Cape Town – The Lewis Group [JSE:LEW] on Wednesday announced a 26.5% decline in full-year profits, which it said was caused by tough trading conditions in the credit retail sector, adverse economic conditions and the introduction of the National Credit Regulator's affordability assessment regulations.
The group's operating margin, impacted by slower revenue growth and the Beares integration costs, contracted to 14.1% (2015: 19.4%), it announced in in its preliminary reviewed results for the year ended March 31 2016.
Operating profit before investment income was 25.7% lower at R815m. Headline earnings declined from R751m to R552m. Revenue rose by 2.2% to R5.8bn. Headline earnings per share were 26.5% lower at R6.22 per share.
"The launch of new merchandise ranges in the second half saw the gross profit margin strengthen by 140 basis points to 38%," it said. " All three brands have reported an improved gross profit margin."

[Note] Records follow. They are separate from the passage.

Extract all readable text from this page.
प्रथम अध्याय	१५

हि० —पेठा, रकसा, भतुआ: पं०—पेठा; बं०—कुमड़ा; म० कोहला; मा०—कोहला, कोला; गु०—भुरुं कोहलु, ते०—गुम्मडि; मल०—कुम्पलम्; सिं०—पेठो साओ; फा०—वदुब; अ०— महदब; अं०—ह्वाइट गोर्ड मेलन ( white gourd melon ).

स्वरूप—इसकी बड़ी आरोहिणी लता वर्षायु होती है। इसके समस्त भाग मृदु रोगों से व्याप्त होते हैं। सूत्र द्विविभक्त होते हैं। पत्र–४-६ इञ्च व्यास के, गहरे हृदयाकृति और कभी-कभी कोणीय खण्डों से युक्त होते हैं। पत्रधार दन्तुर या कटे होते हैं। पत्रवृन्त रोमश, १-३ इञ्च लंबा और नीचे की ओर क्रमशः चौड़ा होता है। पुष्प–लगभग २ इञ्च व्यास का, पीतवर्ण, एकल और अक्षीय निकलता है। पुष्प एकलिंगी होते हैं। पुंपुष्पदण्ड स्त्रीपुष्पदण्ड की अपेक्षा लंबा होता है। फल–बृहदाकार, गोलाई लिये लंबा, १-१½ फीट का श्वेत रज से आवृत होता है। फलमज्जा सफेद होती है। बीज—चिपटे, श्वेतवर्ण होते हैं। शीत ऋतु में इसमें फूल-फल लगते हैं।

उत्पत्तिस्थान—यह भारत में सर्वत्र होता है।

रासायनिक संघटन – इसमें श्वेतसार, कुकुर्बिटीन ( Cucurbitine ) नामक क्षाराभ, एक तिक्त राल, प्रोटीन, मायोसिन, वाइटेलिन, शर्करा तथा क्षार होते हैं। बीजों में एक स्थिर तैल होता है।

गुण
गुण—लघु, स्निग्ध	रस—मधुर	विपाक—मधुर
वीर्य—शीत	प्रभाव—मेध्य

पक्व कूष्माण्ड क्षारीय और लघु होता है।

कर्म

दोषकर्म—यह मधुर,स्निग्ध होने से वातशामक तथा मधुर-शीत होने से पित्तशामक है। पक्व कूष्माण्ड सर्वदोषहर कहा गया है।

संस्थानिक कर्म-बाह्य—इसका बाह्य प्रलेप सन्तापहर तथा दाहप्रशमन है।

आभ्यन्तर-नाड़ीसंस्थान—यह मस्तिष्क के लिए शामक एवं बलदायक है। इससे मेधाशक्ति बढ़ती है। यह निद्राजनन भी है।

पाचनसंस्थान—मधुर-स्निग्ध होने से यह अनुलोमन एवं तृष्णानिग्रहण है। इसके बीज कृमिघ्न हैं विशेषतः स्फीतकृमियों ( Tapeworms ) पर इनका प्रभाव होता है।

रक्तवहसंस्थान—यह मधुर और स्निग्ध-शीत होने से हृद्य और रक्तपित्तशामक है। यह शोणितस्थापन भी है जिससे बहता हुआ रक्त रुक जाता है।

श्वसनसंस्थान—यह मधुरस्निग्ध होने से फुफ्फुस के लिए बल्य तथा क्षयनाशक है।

At close on Tuesday, Lewis was trading 3.91% lower at R48.19.
The group said the "significant impact of the affordability regulations is reflected in the decline of 10.3% in credit sales for the second half of the year".
“These regulations require customers to provide their three latest pay advices or bank statements as part of the credit application process. This is proving a major challenge for many consumers in the group's lower to middle income target market who are self- employed.
“Group credit sales for the year were 4.5% lower. Credit sales in Beares account for 50% of the brand's total sales while in Lewis and Best Home and Electric 66% of total sales are on credit.”
Alleged breaches in credit act
In July 2015, the National Credit Regulator referred both Lewis and Monarch to the National Consumer Tribunal for alleged breaches of the National Credit Act (NCA) in relation to the sale of loss of employment insurance and disability cover to customers who were pensioners or self-employed persons, the group explained.
Following an internal investigation the group identified about 15% of cases where loss of employment insurance policies were invalidly sold to pensioners and self-employed customers “as a result of human error at store level and contrary to company policy”, it said.
Lewis refunding R67.7m
“Lewis is currently refunding the premiums and interest totalling approximately R67.7m to the affected customers.
“Lewis and Monarch have opposed the referral, filing detailed answering affidavits which address both issues. The tribunal has set the date of hearing for the matter as 28 July 2016. Shareholders will in due course be advised of the outcome of the hearing, once the ruling of the Tribunal has been made available."
In February 2016, Lewis customers (and former customers) served the group with a summons issued in the name of 15 plaintiffs and in April 2016 a second summons was served by 13 plaintiffs.
“The summonses were issued at the direction of Summit Financial Partners,” Lewis said. “The total quantum of both claims is R85 082 plus interest. The plaintiffs' claims are for damages as a consequence of alleged breaches of the NCA in relation to delivery charges and extended maintenance contracts. Lewis disputes liability on the merits and various other grounds and is contesting the action.”